A educação, tradicionalmente, tem uma tendência de privilegiar as atividades escritas e se pautar nas avaliações e vestibulares. O ensino híbrido propõe que tudo isso continue a ser garantido, mas dá um passo além. Segundo Leandro, os conteúdos seguem os mesmos, mas agora, com a possibilidade de desenvolver criatividade, comunicação, colaboração, protagonismo, competências difíceis de se desenvolver em aulas expositivas.


7. "O ensino híbrido não funciona para quem não tem recursos tecnológicos adequados na escola e/ou na casa dos estudantes”

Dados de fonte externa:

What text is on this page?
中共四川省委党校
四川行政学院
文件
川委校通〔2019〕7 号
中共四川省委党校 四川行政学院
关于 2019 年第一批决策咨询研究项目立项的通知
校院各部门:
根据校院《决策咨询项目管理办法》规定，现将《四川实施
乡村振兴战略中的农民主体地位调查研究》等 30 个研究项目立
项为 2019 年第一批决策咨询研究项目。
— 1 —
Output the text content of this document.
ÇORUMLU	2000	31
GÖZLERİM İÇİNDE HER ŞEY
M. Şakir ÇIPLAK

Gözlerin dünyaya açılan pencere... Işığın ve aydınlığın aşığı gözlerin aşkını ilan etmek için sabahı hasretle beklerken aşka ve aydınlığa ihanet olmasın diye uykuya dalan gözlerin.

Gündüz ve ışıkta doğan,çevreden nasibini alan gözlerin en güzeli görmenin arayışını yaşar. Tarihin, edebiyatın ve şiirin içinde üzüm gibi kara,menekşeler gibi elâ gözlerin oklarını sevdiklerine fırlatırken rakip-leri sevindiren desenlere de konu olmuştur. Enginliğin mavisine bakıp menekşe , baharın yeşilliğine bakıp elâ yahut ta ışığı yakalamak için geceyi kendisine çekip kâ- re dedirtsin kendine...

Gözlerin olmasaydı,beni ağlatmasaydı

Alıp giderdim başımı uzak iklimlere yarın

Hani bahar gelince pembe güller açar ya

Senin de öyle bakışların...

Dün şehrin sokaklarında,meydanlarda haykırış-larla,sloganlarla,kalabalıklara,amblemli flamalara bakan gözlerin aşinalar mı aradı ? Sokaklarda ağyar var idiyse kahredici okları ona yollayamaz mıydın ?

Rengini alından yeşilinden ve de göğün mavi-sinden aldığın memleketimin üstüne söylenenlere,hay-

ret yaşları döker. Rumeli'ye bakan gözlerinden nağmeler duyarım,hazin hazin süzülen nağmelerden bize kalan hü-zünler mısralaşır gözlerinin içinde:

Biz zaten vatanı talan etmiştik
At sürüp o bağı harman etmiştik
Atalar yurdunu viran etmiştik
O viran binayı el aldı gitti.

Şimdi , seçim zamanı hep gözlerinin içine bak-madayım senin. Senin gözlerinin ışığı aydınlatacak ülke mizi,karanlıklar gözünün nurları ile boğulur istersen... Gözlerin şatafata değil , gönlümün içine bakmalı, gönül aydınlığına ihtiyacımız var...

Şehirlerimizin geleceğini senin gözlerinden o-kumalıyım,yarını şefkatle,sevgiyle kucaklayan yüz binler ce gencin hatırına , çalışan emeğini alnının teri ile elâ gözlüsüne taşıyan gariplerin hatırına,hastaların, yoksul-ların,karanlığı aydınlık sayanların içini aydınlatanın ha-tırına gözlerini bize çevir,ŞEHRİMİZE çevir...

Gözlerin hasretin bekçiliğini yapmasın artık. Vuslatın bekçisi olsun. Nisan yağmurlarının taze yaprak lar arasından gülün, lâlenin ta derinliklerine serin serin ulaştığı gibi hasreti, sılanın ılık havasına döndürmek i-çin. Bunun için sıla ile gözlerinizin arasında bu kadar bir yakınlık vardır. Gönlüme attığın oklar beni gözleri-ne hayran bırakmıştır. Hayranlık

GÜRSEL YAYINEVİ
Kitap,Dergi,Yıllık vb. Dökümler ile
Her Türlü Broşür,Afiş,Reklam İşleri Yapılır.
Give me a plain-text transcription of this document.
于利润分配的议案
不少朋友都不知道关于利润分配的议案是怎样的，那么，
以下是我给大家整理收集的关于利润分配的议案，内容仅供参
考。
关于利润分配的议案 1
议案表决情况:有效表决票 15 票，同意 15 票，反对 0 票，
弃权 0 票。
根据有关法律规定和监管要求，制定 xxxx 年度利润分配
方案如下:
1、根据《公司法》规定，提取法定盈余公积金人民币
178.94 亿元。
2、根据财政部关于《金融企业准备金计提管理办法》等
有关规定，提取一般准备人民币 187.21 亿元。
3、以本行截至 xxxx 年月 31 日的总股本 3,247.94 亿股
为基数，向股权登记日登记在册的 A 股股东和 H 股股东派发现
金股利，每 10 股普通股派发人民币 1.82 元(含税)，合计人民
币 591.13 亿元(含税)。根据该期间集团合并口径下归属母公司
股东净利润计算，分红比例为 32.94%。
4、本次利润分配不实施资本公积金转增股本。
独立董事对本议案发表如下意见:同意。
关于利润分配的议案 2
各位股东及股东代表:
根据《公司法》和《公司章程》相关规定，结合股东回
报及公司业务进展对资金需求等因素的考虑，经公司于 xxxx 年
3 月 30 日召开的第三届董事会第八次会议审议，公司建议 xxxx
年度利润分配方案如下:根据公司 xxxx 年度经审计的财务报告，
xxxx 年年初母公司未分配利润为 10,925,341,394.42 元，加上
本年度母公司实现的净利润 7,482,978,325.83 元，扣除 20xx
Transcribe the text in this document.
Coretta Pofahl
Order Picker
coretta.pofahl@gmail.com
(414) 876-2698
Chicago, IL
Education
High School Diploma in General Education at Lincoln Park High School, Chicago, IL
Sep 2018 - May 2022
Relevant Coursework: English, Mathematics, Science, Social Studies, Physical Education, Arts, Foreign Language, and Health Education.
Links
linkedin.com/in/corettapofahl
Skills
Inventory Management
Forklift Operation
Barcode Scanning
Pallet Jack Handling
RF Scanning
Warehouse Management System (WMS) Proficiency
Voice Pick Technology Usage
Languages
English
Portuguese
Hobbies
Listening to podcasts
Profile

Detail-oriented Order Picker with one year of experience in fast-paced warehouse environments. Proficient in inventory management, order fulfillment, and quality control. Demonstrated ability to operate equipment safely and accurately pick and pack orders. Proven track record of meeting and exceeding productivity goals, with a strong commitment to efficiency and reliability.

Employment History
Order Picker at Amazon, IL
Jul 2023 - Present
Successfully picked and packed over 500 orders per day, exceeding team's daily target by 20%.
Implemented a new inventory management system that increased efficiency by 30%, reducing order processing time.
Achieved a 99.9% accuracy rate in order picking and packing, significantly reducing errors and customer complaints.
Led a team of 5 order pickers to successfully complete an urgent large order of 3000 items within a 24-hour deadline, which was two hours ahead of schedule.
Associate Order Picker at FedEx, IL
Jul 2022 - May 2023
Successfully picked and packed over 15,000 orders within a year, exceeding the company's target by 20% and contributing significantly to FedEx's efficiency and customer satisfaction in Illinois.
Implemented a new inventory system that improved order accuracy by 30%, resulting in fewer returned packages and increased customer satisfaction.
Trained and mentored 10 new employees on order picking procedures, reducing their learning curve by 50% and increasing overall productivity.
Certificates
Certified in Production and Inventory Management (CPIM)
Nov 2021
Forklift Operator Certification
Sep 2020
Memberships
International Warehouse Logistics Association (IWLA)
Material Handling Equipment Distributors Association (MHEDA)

Mito. É fato que as tecnologias digitais são parte fundamental do ensino híbrido porque promovem a alfabetização e a cultura digital, potencializam as aprendizagens e facilitam a coleta de dados por parte dos professores. Mas precisa ficar claro que é possível, de acordo com Fernando, implementar essa abordagem sem ter acesso a recursos digitais. “Nesse esquema, o professor vai precisar de mais tempo para coletar e analisar os dados, mas segue sendo possível colocar as modalidades em prática, sim", diz Fernando.


8. "Os estudantes não costumam ser participativos, então, não vão se engajar nas propostas de ensino híbrido"

Na verdade, vale a pena pensar “será que os estudantes não vão se engajar nas propostas de ensino híbrido justamente porque não foram, até então, convidados a trabalhar de forma participativa?” Ocupar um lugar protagonista e investigar, produzir e construir são ações que costumam aparecer de forma muito pontual nas escolas atualmente. É preciso possibilitar essas vivências para a garotada para que os alunos desenvolvam esse papel mais ativo. "É importante que a implementação de modalidades de ensino híbrido seja feita aos poucos, para dar tempo dos estudantes e dos professores desenvolverem as competências necessárias para terem sucesso", orienta Leandro Holanda.